I've felt the burn, experienced the pain, enjoyed the success and with last Sunday's 12 mile run, I am anxiously counting down to race day. Sunday mornings run started at 5.45 am, the temp at 34 degrees. Our 12 miles would take us through the beginning of the marathon course. It would also serve as my last long run and Spence's longest run ever. We started with some trepidation. The Austin Marathon has traditionally been a point to point downhill course. Big changes in the course this year meant some hills and many more elevation changes than in years past. I'd heard some commentary about the new course and portions to watch out for and was eager to see it and "feel" it for myself.
The first two uphill miles clicked by and we quickly hit our stride. Talking about the race, about training, about work and about family, we headed through the streets anxiously awaiting the challenges that were just up the road. The first section of hills came and passed and as I checked our pace, I was pleasantly surprised to see an average mile consistent with our "non-hilly" training runs. As we made our way through the middle miles or our run, it all started sinking in...this was it, the end of this training cycle was coming. One mistake I made last year was going through marathon training without having an exit strategy. I did the training, did the race and left with a hollow feeling of "what now?" There was no race to look forward to, no purpose to my training, and I felt the letdown. This year, I'm going to be gearing up by transitioning into Tri season. I'm facing my fear of the swim by taking a much needed swim course taught by Andrea Fisher of Texas Iron.
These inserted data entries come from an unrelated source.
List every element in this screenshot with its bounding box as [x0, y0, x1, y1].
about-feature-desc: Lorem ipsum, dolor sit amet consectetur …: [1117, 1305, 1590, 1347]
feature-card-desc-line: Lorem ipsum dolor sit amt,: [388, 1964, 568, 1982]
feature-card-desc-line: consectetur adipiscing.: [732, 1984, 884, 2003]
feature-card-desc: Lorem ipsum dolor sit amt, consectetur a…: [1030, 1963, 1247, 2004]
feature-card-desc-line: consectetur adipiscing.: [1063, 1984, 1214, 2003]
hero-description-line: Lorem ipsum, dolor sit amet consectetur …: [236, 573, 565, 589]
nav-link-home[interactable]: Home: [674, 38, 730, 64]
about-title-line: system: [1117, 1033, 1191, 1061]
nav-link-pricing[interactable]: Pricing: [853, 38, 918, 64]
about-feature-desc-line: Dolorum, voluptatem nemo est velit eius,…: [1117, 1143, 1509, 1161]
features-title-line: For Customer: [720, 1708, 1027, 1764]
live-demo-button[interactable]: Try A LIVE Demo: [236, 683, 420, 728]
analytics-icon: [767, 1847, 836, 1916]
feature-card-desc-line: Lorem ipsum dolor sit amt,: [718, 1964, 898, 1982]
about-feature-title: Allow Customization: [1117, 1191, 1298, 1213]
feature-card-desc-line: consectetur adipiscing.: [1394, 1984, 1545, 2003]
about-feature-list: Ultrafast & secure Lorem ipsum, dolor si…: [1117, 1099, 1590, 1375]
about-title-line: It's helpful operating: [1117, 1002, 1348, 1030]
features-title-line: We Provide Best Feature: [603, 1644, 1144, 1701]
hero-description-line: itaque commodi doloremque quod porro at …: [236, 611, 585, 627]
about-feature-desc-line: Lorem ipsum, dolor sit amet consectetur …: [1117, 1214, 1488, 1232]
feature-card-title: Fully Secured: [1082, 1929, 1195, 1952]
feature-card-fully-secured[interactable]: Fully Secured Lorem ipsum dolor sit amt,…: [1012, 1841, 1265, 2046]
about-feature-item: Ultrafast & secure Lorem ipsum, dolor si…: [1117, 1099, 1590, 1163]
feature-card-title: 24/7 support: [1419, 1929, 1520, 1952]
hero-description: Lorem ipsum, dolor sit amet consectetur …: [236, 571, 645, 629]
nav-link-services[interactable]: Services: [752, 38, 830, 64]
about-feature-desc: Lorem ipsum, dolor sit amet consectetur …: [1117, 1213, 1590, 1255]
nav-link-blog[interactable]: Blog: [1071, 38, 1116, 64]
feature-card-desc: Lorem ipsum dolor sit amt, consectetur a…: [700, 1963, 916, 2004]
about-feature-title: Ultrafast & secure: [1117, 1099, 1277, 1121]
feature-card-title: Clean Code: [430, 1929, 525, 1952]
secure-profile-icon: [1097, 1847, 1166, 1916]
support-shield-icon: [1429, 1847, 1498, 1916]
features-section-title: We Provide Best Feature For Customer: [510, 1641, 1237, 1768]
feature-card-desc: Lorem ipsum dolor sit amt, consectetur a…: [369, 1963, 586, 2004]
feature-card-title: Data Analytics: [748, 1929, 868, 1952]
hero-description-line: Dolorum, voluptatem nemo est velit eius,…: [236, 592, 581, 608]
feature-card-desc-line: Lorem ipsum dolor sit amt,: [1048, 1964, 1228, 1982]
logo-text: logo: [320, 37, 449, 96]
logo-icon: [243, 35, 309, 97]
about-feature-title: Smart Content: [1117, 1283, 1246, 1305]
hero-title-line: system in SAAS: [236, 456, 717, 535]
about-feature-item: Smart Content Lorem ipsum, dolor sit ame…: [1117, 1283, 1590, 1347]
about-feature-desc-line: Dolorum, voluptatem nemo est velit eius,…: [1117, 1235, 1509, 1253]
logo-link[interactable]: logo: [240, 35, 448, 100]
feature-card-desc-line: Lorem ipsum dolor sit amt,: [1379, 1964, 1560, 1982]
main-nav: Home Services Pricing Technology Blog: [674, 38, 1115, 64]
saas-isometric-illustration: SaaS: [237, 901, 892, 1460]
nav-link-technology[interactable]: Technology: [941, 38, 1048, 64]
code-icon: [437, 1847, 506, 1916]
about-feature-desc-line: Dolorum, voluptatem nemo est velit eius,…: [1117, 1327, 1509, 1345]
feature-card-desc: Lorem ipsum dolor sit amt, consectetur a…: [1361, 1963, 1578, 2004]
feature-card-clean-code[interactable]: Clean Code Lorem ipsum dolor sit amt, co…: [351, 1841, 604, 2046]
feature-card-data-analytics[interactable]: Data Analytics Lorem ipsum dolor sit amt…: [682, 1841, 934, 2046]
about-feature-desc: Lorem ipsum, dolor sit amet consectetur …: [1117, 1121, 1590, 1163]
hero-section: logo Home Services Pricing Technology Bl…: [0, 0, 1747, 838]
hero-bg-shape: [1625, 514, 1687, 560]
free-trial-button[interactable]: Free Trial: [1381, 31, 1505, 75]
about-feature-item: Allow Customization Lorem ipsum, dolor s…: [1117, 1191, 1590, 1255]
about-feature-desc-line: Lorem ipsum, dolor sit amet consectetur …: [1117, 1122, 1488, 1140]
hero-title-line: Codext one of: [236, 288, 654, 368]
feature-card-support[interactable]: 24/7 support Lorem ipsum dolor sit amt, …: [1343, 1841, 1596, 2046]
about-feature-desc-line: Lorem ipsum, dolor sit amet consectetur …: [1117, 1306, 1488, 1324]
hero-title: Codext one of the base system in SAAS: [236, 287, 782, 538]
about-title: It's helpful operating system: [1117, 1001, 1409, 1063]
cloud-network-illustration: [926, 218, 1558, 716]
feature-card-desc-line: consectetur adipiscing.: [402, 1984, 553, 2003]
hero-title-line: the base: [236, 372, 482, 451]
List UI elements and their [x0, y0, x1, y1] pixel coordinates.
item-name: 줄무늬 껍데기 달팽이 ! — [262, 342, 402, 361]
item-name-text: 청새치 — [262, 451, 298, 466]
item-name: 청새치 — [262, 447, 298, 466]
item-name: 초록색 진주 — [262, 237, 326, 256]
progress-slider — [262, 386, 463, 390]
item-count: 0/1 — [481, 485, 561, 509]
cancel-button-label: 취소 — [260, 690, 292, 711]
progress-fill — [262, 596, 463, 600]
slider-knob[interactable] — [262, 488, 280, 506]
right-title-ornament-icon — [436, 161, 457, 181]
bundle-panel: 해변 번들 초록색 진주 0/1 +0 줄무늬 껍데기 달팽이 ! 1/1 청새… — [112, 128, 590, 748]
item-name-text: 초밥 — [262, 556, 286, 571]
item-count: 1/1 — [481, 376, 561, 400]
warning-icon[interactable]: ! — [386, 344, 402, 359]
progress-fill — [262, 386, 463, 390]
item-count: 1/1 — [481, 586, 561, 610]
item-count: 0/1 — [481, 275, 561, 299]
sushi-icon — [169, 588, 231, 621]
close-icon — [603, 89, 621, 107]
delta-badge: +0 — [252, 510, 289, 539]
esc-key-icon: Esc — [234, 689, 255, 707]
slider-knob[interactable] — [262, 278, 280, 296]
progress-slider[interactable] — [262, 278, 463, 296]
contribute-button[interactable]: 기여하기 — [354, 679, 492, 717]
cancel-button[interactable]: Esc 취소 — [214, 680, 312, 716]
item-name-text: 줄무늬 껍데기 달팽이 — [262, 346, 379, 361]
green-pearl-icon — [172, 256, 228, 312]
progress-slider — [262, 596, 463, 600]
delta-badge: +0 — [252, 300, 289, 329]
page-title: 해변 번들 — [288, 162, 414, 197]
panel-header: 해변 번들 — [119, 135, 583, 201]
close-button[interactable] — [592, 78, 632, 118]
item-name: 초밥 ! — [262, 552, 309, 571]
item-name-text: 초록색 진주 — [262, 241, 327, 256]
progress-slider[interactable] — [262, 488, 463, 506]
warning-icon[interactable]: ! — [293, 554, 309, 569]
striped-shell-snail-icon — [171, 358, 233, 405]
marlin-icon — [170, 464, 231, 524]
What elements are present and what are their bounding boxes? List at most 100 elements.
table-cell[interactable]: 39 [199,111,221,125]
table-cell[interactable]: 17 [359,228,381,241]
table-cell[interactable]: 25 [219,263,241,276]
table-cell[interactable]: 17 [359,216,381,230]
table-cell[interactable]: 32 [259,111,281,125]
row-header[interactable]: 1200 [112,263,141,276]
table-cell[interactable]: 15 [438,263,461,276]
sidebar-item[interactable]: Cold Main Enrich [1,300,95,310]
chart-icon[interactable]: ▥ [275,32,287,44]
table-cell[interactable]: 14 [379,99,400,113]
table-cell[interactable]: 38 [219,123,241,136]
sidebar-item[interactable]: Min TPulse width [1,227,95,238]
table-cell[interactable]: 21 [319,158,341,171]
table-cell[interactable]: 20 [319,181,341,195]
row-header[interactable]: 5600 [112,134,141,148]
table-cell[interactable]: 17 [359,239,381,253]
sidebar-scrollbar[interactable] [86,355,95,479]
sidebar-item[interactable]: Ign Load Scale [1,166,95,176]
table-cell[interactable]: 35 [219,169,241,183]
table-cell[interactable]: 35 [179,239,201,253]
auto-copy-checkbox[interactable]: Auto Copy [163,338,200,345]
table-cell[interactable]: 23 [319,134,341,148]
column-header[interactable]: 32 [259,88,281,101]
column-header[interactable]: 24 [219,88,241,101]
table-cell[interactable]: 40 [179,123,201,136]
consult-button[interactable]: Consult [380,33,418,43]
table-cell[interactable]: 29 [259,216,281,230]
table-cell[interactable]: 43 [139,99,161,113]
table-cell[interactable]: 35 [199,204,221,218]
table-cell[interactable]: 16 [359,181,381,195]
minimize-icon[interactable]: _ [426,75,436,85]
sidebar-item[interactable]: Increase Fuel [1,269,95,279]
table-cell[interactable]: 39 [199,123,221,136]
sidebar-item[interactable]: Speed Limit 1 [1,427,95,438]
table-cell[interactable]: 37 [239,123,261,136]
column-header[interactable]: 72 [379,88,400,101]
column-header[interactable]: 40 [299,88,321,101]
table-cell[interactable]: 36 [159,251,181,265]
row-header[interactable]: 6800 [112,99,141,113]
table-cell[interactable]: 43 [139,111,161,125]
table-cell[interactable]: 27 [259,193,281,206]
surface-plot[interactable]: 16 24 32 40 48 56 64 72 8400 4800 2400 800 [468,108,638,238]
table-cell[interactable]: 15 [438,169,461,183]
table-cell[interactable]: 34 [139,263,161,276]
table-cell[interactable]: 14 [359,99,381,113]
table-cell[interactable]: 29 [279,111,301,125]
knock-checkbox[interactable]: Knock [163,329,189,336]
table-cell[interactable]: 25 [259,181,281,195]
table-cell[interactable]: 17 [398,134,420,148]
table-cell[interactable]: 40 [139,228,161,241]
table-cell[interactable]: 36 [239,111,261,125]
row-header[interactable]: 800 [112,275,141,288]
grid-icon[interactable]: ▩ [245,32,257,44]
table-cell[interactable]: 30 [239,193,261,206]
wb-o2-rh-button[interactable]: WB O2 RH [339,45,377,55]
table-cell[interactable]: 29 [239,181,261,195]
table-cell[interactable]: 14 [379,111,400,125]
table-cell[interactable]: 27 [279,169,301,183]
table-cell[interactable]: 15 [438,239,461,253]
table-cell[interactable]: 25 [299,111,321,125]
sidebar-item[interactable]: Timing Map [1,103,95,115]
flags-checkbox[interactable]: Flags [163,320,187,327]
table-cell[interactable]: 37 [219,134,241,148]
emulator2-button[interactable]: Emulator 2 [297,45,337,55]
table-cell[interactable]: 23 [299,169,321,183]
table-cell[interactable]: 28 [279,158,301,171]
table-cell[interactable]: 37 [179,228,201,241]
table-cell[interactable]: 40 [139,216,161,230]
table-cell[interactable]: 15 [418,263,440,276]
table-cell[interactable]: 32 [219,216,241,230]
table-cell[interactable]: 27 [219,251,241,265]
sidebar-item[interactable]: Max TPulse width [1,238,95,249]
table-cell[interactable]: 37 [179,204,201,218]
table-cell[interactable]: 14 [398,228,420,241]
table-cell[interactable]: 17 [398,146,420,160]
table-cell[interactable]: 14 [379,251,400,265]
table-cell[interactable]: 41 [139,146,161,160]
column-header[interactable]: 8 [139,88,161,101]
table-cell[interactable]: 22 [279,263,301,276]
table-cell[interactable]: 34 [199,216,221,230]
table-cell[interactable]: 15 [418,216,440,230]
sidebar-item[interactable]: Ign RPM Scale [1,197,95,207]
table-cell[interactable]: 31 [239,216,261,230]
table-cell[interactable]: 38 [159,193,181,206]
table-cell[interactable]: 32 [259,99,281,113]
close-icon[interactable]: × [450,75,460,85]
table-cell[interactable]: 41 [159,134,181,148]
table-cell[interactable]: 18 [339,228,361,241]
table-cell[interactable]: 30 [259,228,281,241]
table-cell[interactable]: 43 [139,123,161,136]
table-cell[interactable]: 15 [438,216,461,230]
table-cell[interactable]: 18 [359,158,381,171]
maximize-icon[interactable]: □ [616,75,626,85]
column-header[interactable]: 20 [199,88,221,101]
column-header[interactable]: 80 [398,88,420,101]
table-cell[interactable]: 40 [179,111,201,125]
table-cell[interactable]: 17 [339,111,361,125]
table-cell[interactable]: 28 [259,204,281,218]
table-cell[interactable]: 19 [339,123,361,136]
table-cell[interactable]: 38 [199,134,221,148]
Andrea is a professional triathlete and absolute speedster in every sense of the word. The class starts tomorrow...and I'm hoping to be able to share some good news Thursday (namely that I survived.)
Spence and I kept cranking out the miles Sunday and talked about our next plans. We're both seriously considering a May Olympic distance tri....hence my need for swimming instruction. Our situations run very parallel and we both don't take lightly the time commitment training takes in terms of balancing it with our family. Last year while doing the marathon my wife was pregnant with our second child...this year Spence and his wife are planning on number 2. Having that support and a compatriot — both from an edurance sport perspective and family perspective — has been a great experience.
Miles 5, 6, and 7 came with little fanfare or challenge, but we knew what was to come. Mile 8 hit and so did the hills. There were some pretty big hills, but I was excited that with each one climbed we were still feeling good. I am confident that our training has prepared us well for the challenges, but I'm also mindful that come race day I'll have to pull off the gas a bit knowing that I'll be running for a lot longer. As we decended out of the hills and back to lake we were both bolstered by our success and excited to take a step closer to race day.